Show that the relativistic expression for kinetic energy $\left(\gamma -1\right)\mathit{m}{\mathit{c}}^{\mathbf{2}}$is equivalent to the classical $\frac{\mathbf{1}}{\mathbf{2}}{\mathbf{mu}}^{\mathbf{2}}$ when $\mathbf{u}\mathbf{}\mathbf{\ll }\mathbf{c}$

For a particle moving at relativistic speeds the rest mass of the particle gets converted into dynamic mass, which varies with the velocity of the particle. Thus, to calculate the kinetic energy of the particle, moving at relativistic speeds, relativistic correction need to be done.
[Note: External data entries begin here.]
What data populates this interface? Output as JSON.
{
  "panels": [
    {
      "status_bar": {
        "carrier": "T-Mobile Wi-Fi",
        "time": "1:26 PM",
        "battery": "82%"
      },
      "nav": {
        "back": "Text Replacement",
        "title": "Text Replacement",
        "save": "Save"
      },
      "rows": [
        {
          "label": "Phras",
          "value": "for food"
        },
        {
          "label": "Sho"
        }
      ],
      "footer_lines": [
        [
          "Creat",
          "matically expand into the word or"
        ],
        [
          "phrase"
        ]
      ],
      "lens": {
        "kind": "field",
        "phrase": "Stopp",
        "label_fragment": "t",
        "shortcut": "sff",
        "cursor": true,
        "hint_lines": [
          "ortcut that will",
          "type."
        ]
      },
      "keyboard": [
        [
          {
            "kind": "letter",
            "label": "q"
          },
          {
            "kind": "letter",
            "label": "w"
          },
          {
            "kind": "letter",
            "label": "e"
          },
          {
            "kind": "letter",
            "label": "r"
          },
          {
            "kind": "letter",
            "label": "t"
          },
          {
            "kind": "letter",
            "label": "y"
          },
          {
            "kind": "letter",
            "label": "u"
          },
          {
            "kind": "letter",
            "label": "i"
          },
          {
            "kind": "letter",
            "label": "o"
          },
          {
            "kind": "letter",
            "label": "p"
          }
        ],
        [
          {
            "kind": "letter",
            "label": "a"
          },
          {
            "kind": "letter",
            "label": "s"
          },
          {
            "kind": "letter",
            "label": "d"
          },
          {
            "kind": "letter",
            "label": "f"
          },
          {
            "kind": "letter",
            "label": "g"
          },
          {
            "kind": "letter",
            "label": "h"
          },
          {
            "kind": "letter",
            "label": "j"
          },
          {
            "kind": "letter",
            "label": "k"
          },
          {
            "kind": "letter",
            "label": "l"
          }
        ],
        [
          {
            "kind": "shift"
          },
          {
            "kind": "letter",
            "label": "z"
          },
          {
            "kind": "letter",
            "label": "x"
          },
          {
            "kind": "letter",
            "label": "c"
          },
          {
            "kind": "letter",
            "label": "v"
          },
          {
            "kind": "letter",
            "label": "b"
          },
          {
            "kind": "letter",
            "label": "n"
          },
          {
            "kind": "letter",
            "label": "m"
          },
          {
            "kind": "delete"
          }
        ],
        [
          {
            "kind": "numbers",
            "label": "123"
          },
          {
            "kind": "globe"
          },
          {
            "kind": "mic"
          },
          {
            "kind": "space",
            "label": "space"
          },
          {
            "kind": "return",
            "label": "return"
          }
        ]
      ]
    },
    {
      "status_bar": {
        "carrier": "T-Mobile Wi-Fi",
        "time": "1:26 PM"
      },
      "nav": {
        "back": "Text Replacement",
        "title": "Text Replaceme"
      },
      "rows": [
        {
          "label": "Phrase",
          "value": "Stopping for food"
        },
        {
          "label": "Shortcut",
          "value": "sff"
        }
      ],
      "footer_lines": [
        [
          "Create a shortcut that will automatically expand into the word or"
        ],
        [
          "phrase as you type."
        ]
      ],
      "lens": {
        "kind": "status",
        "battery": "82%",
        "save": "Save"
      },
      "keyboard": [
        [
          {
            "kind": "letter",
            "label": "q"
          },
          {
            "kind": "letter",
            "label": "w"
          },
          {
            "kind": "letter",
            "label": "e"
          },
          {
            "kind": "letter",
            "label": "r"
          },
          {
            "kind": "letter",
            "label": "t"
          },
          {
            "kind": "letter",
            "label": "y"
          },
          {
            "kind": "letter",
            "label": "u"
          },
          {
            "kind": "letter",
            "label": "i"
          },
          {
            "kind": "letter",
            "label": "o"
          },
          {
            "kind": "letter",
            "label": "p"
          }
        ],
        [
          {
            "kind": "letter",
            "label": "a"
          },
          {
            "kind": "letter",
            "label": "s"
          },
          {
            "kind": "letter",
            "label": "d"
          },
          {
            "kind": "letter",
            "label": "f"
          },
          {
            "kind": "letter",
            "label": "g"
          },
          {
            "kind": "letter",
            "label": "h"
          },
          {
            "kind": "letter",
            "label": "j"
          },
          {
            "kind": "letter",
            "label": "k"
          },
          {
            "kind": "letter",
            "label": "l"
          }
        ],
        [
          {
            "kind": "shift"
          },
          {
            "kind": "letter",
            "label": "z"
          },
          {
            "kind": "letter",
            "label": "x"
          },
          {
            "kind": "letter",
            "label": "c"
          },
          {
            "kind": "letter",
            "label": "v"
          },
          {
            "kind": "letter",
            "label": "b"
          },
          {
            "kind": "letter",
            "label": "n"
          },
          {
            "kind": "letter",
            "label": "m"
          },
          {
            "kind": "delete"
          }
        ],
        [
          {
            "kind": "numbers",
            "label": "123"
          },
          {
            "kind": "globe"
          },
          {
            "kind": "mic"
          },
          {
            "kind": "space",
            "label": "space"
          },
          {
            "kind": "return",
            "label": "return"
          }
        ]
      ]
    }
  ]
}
The Lorentz factor for particle is given as:

$$\begin{gathered} \gamma =\frac{1}{\sqrt{1-{\left({\displaystyle \frac{u}{c}}\right)}^2}} \\ \gamma =1-{\left(\frac{u^2}{c^2}\right)}^{-1/2} \end{gathered}$$

The relativistic kinetic energy of a particle is given as:

$K=\left(\gamma -1\right)m{c}^2$

Here, c is the speed of light

Substituting the values in the above equation.

$K=\left({\left(1-\frac{u^2}{c^2}\right)}^{-1/2}-1\right)m{c}^2$

for $u\ll c$, expand the expression by using binomial theorem and neglect the higher terms.

$$\begin{gathered} K=\left(\left(1-\left(-\frac{1}{2}\right)\frac{u^2}{c^2}\right)-1\right)m{c}^2 \\ K=\left(1+\frac{u^2}{2c^2}-1\right)m{c}^2 \\ K=\left(\frac{u^2}{2c^2}\right)m{c}^2 \\ K=\frac{1}{2}m{u}^2 \end{gathered}$$

Therefore, the relativistic kinetic energy of particle at very low speed become classical kinetic energy of particle.